March 1, 2023

Princeton Residents Support Mt. Laurel Doctrine, Fair Share Housing

To the Editor:

We respect that there can be differences of opinion with regards to housing policy, but Mayor Freda’s comments [The Montgomery News, February 23] to a group of realtors in Montgomery in January go beyond a difference in opinion. They reflect a lingering, unproductive narrative in Princeton. We the undersigned dispute these characterizations and remind the public that they are misguided and unrepresentative.

Mayor Freda suggested that our inclusionary developments inherently underproduce affordable units and that there are issues with how and where they are built. Princeton’s fair share settlement contradicts this narrative. Consider its ambitious plan for housing on Franklin Ave — 50 percent affordable, 50 percent market rate. Or consider that most of this housing will be located on vastly underutilized, already-developed land in walkable areas with access to public transit. More importantly, Mayor Freda implies a preference for an alternative that does not presently exist. Inclusionary developments may not be perfect, but they provide critically important affordable housing now without requiring significant public subsidy. Waiting for a different solution to materialize is a proven strategy to undermine affordable housing construction and belies the urgency of the matter.

Mayor Freda also invoked the greedy developer trope to deflect from our municipality’s failure to provide enough housing. This scapegoats all developers into one amorphous villain, ignoring that this category includes nonprofit and local developers, many of whom are caring, engaged citizens who contribute to the vitality of our community. Moreover, Mount Laurel obligations are negotiated to legalize or make feasible housing that was not under previous rules. It does not suspend zoning rules or the many procedural approvals that projects still require in settled municipalities. Anyone who suggests this either misunderstands the process or is intentionally trying to mislead.

Most disturbingly, Mayor Freda accused the Fair Share Housing Center (FSHC) — without any evidence — of primarily receiving its funding from developers and builders. In reality, FSHC holds municipalities and developers accountable and receives much of its funding from organizations such as the Fund for New Jersey and Robert Wood Johnson Foundation. We have FSHC’s work to thank for the vast majority of affordable housing built in Princeton and New Jersey, including its work to guarantee the
equitable distribution of Hurricane Sandy relief or its advocacy on behalf of New Jerseyans facing housing discrimination. Attempts to discredit this organization, one of the pre-eminent fair housing organizations in the country, is an embarrassment for Princeton.

We should remember what led to the establishment of the Mount Laurel Doctrine and the Fair Share Housing Center nearly 50 years ago. Black residents facing blatant housing discrimination, led by civil rights activist Ethel Lawrence, sued Mount Laurel to forbid its practice of exclusionary zoning and allow for affordable housing construction.

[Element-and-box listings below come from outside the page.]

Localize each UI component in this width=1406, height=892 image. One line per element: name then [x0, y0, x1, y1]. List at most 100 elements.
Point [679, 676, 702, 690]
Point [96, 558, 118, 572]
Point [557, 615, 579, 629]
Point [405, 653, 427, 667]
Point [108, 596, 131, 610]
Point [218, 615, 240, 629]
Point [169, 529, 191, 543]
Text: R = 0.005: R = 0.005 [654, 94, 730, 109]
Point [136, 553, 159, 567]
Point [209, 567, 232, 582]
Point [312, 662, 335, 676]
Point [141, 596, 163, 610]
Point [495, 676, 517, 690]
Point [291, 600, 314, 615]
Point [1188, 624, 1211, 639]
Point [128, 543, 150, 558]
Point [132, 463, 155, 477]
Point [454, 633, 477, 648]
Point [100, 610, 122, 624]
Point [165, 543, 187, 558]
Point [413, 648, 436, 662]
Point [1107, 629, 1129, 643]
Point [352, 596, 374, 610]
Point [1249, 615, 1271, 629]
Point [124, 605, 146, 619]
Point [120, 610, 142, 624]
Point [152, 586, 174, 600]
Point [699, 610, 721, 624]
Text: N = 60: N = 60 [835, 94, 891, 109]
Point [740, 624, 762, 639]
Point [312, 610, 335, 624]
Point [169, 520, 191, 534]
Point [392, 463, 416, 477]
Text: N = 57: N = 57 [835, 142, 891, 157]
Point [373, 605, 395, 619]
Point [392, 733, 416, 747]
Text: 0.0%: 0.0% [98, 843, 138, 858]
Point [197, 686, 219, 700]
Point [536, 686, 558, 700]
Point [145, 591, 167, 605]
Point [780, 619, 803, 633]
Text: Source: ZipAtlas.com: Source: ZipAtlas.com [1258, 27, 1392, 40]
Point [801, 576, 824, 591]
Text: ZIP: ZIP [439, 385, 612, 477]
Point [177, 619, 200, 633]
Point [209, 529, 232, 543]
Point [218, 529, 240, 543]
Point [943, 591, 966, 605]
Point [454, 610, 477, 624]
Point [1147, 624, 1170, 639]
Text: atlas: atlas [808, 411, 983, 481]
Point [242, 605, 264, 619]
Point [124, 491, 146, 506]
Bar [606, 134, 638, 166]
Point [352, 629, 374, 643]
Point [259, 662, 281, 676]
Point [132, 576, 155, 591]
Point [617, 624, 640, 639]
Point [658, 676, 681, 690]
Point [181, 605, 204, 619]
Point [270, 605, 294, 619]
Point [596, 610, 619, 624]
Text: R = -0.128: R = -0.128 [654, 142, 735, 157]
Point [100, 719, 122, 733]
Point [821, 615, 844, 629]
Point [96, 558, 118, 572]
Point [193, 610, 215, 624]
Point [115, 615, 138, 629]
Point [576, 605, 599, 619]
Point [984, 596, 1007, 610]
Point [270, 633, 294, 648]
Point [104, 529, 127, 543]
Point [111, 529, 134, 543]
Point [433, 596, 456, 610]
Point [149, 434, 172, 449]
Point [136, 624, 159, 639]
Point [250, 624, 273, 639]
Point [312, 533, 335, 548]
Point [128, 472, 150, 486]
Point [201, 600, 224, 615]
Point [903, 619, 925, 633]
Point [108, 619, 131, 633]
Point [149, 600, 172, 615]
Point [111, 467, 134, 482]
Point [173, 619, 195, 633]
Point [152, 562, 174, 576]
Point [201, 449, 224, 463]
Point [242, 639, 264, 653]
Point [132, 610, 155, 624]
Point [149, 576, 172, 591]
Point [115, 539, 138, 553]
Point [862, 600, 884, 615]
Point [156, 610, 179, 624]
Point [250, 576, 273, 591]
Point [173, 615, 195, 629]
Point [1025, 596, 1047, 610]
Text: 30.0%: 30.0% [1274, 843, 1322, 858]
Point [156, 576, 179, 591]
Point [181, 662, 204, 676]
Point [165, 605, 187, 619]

Despite the progress made, we still struggle to rid ourselves of exclusionary zoning and remain one of the most segregated and exclusionary parts of the country. We applaud FSHC, reject scapegoating and excuses, and reaffirm that Princeton will someday be a place where our rhetoric and policies reflect a sincere commitment to housing for all.

Matt Mleczko
Bank Street

Udi Ofer
Armour Road

Maria Juega
Grover Avenue

Carol Golden
Snowden Lane

The signatories write as private citizens and not on behalf of any organizations. In addition, Mleczko serves as a consultant with the Fair Share Housing Center.